As dinâmicas do capitalismo encarnadas nesta extrema direita utilizam e usurpam de valores simbólicos, culturais, para exercer e praticar o controle e as violências que desumanizam as mulheres, em sua ampla diversidade de contextos e experiências, a classe trabalhadora, os povos e as comunidades em resistência.
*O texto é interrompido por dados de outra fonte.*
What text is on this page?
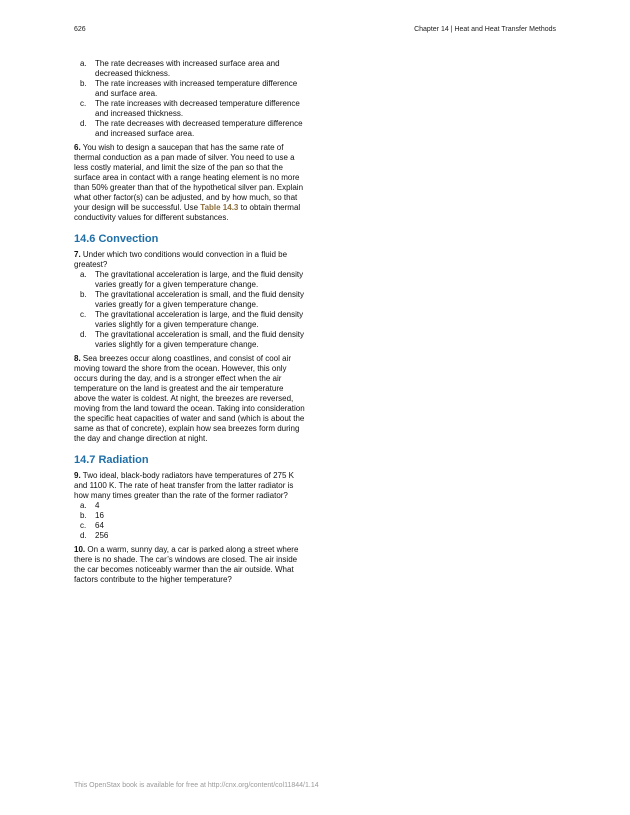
626	Chapter 14 | Heat and Heat Transfer Methods
a.	The rate decreases with increased surface area and decreased thickness.
b.	The rate increases with increased temperature difference and surface area.
c.	The rate increases with decreased temperature difference and increased thickness.
d.	The rate decreases with decreased temperature difference and increased surface area.
6. You wish to design a saucepan that has the same rate of thermal conduction as a pan made of silver. You need to use a less costly material, and limit the size of the pan so that the surface area in contact with a range heating element is no more than 50% greater than that of the hypothetical silver pan. Explain what other factor(s) can be adjusted, and by how much, so that your design will be successful. Use Table 14.3 to obtain thermal conductivity values for different substances.
14.6 Convection
7. Under which two conditions would convection in a fluid be greatest?
a.	The gravitational acceleration is large, and the fluid density varies greatly for a given temperature change.
b.	The gravitational acceleration is small, and the fluid density varies greatly for a given temperature change.
c.	The gravitational acceleration is large, and the fluid density varies slightly for a given temperature change.
d.	The gravitational acceleration is small, and the fluid density varies slightly for a given temperature change.
8. Sea breezes occur along coastlines, and consist of cool air moving toward the shore from the ocean. However, this only occurs during the day, and is a stronger effect when the air temperature on the land is greatest and the air temperature above the water is coldest. At night, the breezes are reversed, moving from the land toward the ocean. Taking into consideration the specific heat capacities of water and sand (which is about the same as that of concrete), explain how sea breezes form during the day and change direction at night.
14.7 Radiation
9. Two ideal, black-body radiators have temperatures of 275 K and 1100 K. The rate of heat transfer from the latter radiator is how many times greater than the rate of the former radiator?
a.	4
b.	16
c.	64
d.	256
10. On a warm, sunny day, a car is parked along a street where there is no shade. The car’s windows are closed. The air inside the car becomes noticeably warmer than the air outside. What factors contribute to the higher temperature?
This OpenStax book is available for free at http://cnx.org/content/col11844/1.14
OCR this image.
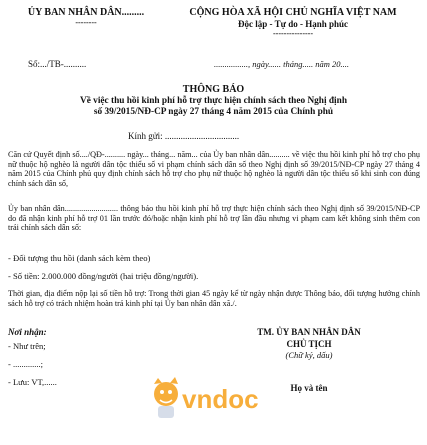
ỦY BAN NHÂN DÂN.........
--------
CỘNG HÒA XÃ HỘI CHỦ NGHĨA VIỆT NAM
Độc lập - Tự do - Hạnh phúc
---------------
Số:.../TB-..........	................, ngày...... tháng..... năm 20....
THÔNG BÁO
Về việc thu hồi kinh phí hỗ trợ thực hiện chính sách theo Nghị định
số 39/2015/NĐ-CP ngày 27 tháng 4 năm 2015 của Chính phủ
Kính gửi: .................................
Căn cứ Quyết định số..../QĐ-.......... ngày... tháng... năm... của Ủy ban nhân dân.......... về việc thu hồi kinh phí hỗ trợ cho phụ nữ thuộc hộ nghèo là người dân tộc thiểu số vi phạm chính sách dân số theo Nghị định số 39/2015/NĐ-CP ngày 27 tháng 4 năm 2015 của Chính phủ quy định chính sách hỗ trợ cho phụ nữ thuộc hộ nghèo là người dân tộc thiểu số khi sinh con đúng chính sách dân số,
Ủy ban nhân dân.......................... thông báo thu hồi kinh phí hỗ trợ thực hiện chính sách theo Nghị định số 39/2015/NĐ-CP do đã nhận kinh phí hỗ trợ 01 lần trước đó/hoặc nhận kinh phí hỗ trợ lần đầu nhưng vi phạm cam kết không sinh thêm con trái chính sách dân số:
- Đối tượng thu hồi (danh sách kèm theo)
- Số tiền: 2.000.000 đồng/người (hai triệu đồng/người).
Thời gian, địa điểm nộp lại số tiền hỗ trợ: Trong thời gian 45 ngày kể từ ngày nhận được Thông báo, đối tượng hưởng chính sách hỗ trợ có trách nhiệm hoàn trả kinh phí tại Ủy ban nhân dân xã./.
Nơi nhận:
- Như trên;
- .............;
- Lưu: VT,......
TM. ỦY BAN NHÂN DÂN
CHỦ TỊCH
(Chữ ký, dấu)
Họ và tên
vndoc
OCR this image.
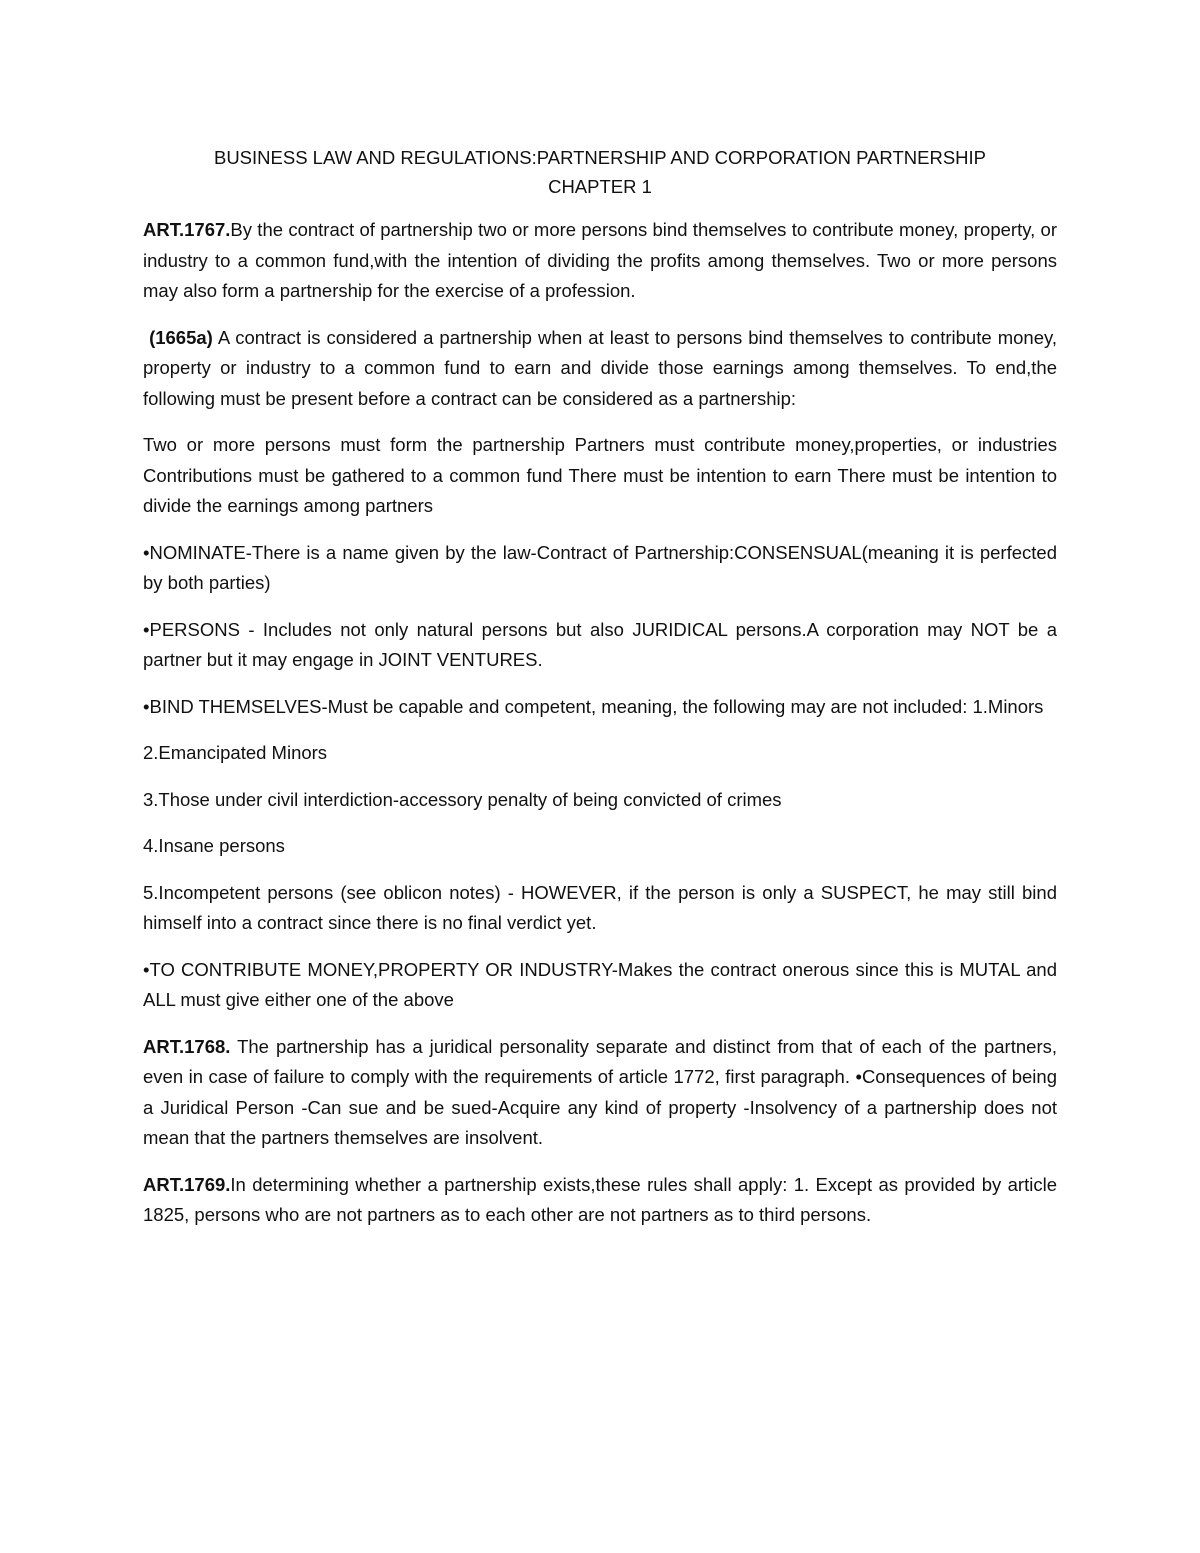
BUSINESS LAW AND REGULATIONS:PARTNERSHIP AND CORPORATION PARTNERSHIP
CHAPTER 1

ART.1767.By the contract of partnership two or more persons bind themselves to contribute money, property, or industry to a common fund,with the intention of dividing the profits among themselves. Two or more persons may also form a partnership for the exercise of a profession.

(1665a) A contract is considered a partnership when at least to persons bind themselves to contribute money, property or industry to a common fund to earn and divide those earnings among themselves. To end,the following must be present before a contract can be considered as a partnership:

Two or more persons must form the partnership Partners must contribute money,properties, or industries Contributions must be gathered to a common fund There must be intention to earn There must be intention to divide the earnings among partners

•NOMINATE-There is a name given by the law-Contract of Partnership:CONSENSUAL(meaning it is perfected by both parties)

•PERSONS - Includes not only natural persons but also JURIDICAL persons.A corporation may NOT be a partner but it may engage in JOINT VENTURES.

•BIND THEMSELVES-Must be capable and competent, meaning, the following may are not included: 1.Minors

2.Emancipated Minors

3.Those under civil interdiction-accessory penalty of being convicted of crimes

4.Insane persons

5.Incompetent persons (see oblicon notes) - HOWEVER, if the person is only a SUSPECT, he may still bind himself into a contract since there is no final verdict yet.

•TO CONTRIBUTE MONEY,PROPERTY OR INDUSTRY-Makes the contract onerous since this is MUTAL and ALL must give either one of the above

ART.1768. The partnership has a juridical personality separate and distinct from that of each of the partners, even in case of failure to comply with the requirements of article 1772, first paragraph. •Consequences of being a Juridical Person -Can sue and be sued-Acquire any kind of property -Insolvency of a partnership does not mean that the partners themselves are insolvent.

ART.1769.In determining whether a partnership exists,these rules shall apply: 1. Except as provided by article 1825, persons who are not partners as to each other are not partners as to third persons.
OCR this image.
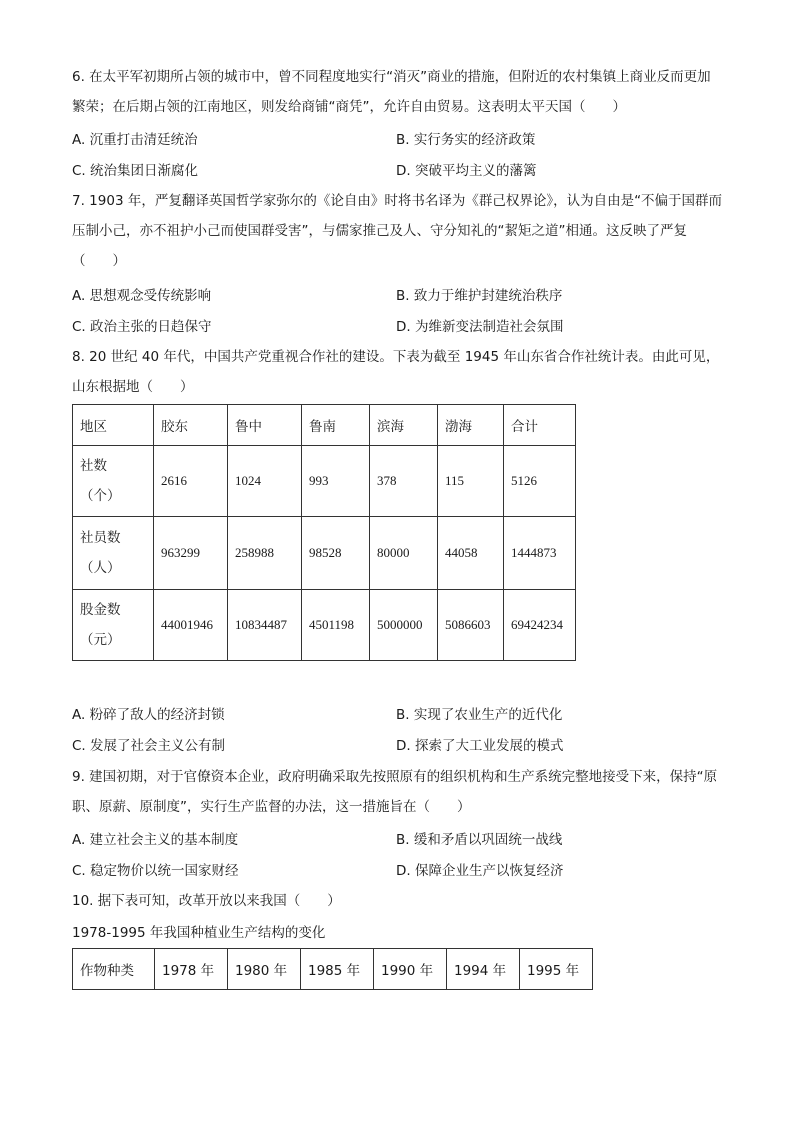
6. 在太平军初期所占领的城市中，曾不同程度地实行“消灭”商业的措施，但附近的农村集镇上商业反而更加繁荣；在后期占领的江南地区，则发给商铺“商凭”，允许自由贸易。这表明太平天国（　　）
A. 沉重打击清廷统治	B. 实行务实的经济政策
C. 统治集团日渐腐化	D. 突破平均主义的藩篱
7. 1903 年，严复翻译英国哲学家弥尔的《论自由》时将书名译为《群己权界论》，认为自由是“不偏于国群而压制小己，亦不祖护小己而使国群受害”，与儒家推己及人、守分知礼的“絜矩之道”相通。这反映了严复（　　）
A. 思想观念受传统影响	B. 致力于维护封建统治秩序
C. 政治主张的日趋保守	D. 为维新变法制造社会氛围
8. 20 世纪 40 年代，中国共产党重视合作社的建设。下表为截至 1945 年山东省合作社统计表。由此可见，山东根据地（　　）
地区	胶东	鲁中	鲁南	滨海	渤海	合计
社数
（个）	2616	1024	993	378	115	5126
社员数
（人）	963299	258988	98528	80000	44058	1444873
股金数
（元）	44001946	10834487	4501198	5000000	5086603	69424234
A. 粉碎了敌人的经济封锁	B. 实现了农业生产的近代化
C. 发展了社会主义公有制	D. 探索了大工业发展的模式
9. 建国初期，对于官僚资本企业，政府明确采取先按照原有的组织机构和生产系统完整地接受下来，保持“原职、原薪、原制度”，实行生产监督的办法，这一措施旨在（　　）
A. 建立社会主义的基本制度	B. 缓和矛盾以巩固统一战线
C. 稳定物价以统一国家财经	D. 保障企业生产以恢复经济
10. 据下表可知，改革开放以来我国（　　）
1978-1995 年我国种植业生产结构的变化
作物种类	1978 年	1980 年	1985 年	1990 年	1994 年	1995 年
Resistir e construir alternativas
Neste cenário as mulheres, das cidades, do campo, das florestas, das águas, são as principais protagonistas nas resistências e na construção de alternativas para um outro mundo e outras relações. Fazendo agroecologia, economia solidária, produzindo conhecimento, comunicação e cultura, denunciando e acompanhando pessoas vítimas de violência, recuperando saberes ancestrais, são apenas alguns dos inúmeros exemplos de como as mulheres pautam um outro modelo econômico baseado em valores, colocando a sustentabilidade da vida no centro. Compreendendo a vida em seu sentido amplo, entendendo que as relações humanas e não humanas e com a natureza são interligadas, e que precisam de cuidados entre si para a garantia de um Bem Viver para todas as pessoas e a natureza.
É por isso que atuamos, construímos e queremos ver avançar a Política Nacional de Cuidados, fruto de um processo participativo entre o governo federal e sociedade civil. Todas as pessoas demandam cuidados e esse trabalho não deve recair apenas nos ombros das mulheres. Deve ser um trabalho de toda a sociedade e do Estado, por meio de políticas públicas.
Organização popular, solidariedade e integração entre os povos
Neste sentido, vemos como os movimentos no Brasil, nas Américas e no Caribe buscam avançar com as estratégias de organização popular. Em fevereiro deste ano, mais de 4 mil pessoas, incluindo militantes de movimentos populares, sindicais, organizações sociais e representantes de governo de mais de 20 países do continente estiveram em Foz do Iguaçu para a Jornada Latino Latino-Americana e Caribenha de Integração dos Povos.
Com a proposta de retomar com força o debate sobre integração e atualizar os acúmulos dos movimentos em eixos estratégicos, foram dois dias de debates intensos que resultaram em uma “Carta aos povos pela integração da América Latina e do Caribe”, que propõe caminhos para fortalecimento das resistências e saídas frente ao modelo neoliberal.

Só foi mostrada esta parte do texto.